E, acima de tudo, não é um título, nem uma postura, nem um papel social. É um lembrete do essencial.
Uma oração que vive na carne, nos nossos olhares, nos nossos gestos, nos nossos silêncios.
A verdadeira espiritualidade ensina a não contar mais histórias. A parar de "tentar ser luminoso" e simplesmente ser verdadeiro.
Ela traz-nos de volta à nossa natureza cíclica, à nossa dualidade, à nossa poeira, à sabedoria imemorial do Vivente que se conhece através de nós.
E quando o ego tenta retomar o controle, quando ele quer ainda parecer sábio, iluminado, superior, então o sopro do sagrado sussurra:
"Cale-te. Ama. Respira. Escuta."
Porque a espiritualidade nunca foi uma ascensão. É uma descida. Uma descida na carne, no coração e no mundo.
É a arte de permanecer conectado à Fonte no meio do tumulto e da poeira.
É a coragem de permanecer aberto na tempestade. De estender a mão ao outro quando ele treme. De falar a verdade, quando é mais simples o silêncio.
E de rezar sem testemunhas, apenas porque a nossa alma o exige.
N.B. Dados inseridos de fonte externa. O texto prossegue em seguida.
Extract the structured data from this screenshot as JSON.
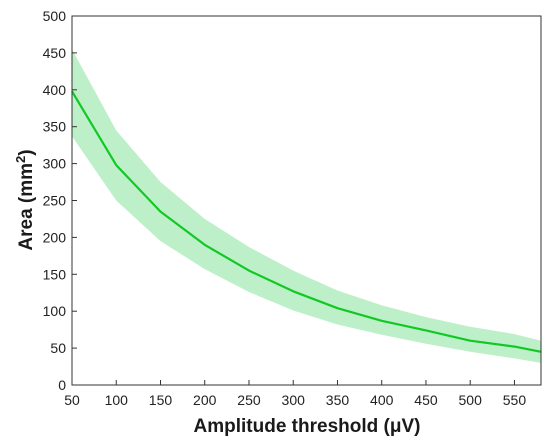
{
  "colors": {
    "line": "#12c825",
    "band": "#bdf0c8",
    "axis": "#333333"
  },
  "chart_data": {
    "type": "line",
    "title": "",
    "xlabel": "Amplitude threshold (μV)",
    "ylabel_main": "Area (mm",
    "ylabel_sup": "2",
    "ylabel_close": ")",
    "xlim": [
      50,
      580
    ],
    "ylim": [
      0,
      500
    ],
    "xticks": [
      50,
      100,
      150,
      200,
      250,
      300,
      350,
      400,
      450,
      500,
      550
    ],
    "yticks": [
      0,
      50,
      100,
      150,
      200,
      250,
      300,
      350,
      400,
      450,
      500
    ],
    "grid": false,
    "legend": "none",
    "series": [
      {
        "x": [
          50,
          100,
          150,
          200,
          250,
          300,
          350,
          400,
          450,
          500,
          550,
          580
        ],
        "y": [
          398,
          298,
          235,
          190,
          155,
          127,
          104,
          87,
          74,
          60,
          52,
          45
        ],
        "upper": [
          455,
          345,
          275,
          225,
          187,
          155,
          128,
          108,
          92,
          79,
          69,
          60
        ],
        "lower": [
          337,
          250,
          195,
          157,
          126,
          101,
          82,
          68,
          56,
          45,
          36,
          30
        ]
      }
    ]
  }
}
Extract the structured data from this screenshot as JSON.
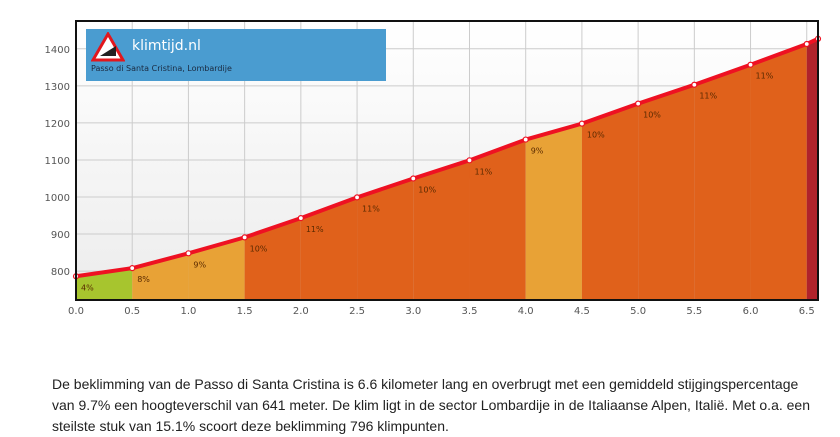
{
  "chart_data": {
    "type": "area",
    "title": "Passo di Santa Cristina, Lombardije",
    "xlabel": "",
    "ylabel": "",
    "x": [
      0.0,
      0.5,
      1.0,
      1.5,
      2.0,
      2.5,
      3.0,
      3.5,
      4.0,
      4.5,
      5.0,
      5.5,
      6.0,
      6.5,
      6.6
    ],
    "elevation": [
      786,
      808,
      848,
      891,
      943,
      999,
      1050,
      1099,
      1155,
      1198,
      1252,
      1303,
      1357,
      1413,
      1427
    ],
    "segment_grades": [
      4,
      8,
      9,
      10,
      11,
      11,
      10,
      11,
      9,
      10,
      10,
      11,
      11,
      15
    ],
    "segment_labels": [
      "4%",
      "8%",
      "9%",
      "10%",
      "11%",
      "11%",
      "10%",
      "11%",
      "9%",
      "10%",
      "10%",
      "11%",
      "11%",
      ""
    ],
    "segment_colors": [
      "#a7c52e",
      "#e8a236",
      "#e8a236",
      "#e0611b",
      "#e0611b",
      "#e0611b",
      "#e0611b",
      "#e0611b",
      "#e8a236",
      "#e0611b",
      "#e0611b",
      "#e0611b",
      "#e0611b",
      "#b0232b"
    ],
    "xticks": [
      "0.0",
      "0.5",
      "1.0",
      "1.5",
      "2.0",
      "2.5",
      "3.0",
      "3.5",
      "4.0",
      "4.5",
      "5.0",
      "5.5",
      "6.0",
      "6.5"
    ],
    "yticks": [
      "800",
      "900",
      "1000",
      "1100",
      "1200",
      "1300",
      "1400"
    ],
    "xlim": [
      0,
      6.6
    ],
    "ylim": [
      722,
      1475
    ],
    "grid": true,
    "line_color": "#ee1122"
  },
  "logo": {
    "name": "klimtijd.nl",
    "subtitle": "Passo di Santa Cristina, Lombardije",
    "badge": "10%"
  },
  "description": "De beklimming van de Passo di Santa Cristina is 6.6 kilometer lang en overbrugt met een gemiddeld stijgingspercentage van 9.7% een hoogteverschil van 641 meter. De klim ligt in de sector Lombardije in de Italiaanse Alpen, Italië. Met o.a. een steilste stuk van 15.1% scoort deze beklimming 796 klimpunten."
}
A espiritualidade não é tornar-se luz, é parar de fugir da escuridão. É caminhar descalço na lama do mundo, com o coração aberto, até que a vida em si reconheça o nosso fogo.
Hoje, não vamos tentar elevar. Vamos descer. Descer até a raiz do nosso ser. É lá, na profundidade, que a luz nos espera - aquela que ninguém nos ensinou, mas que a nossa alma nunca esqueceu.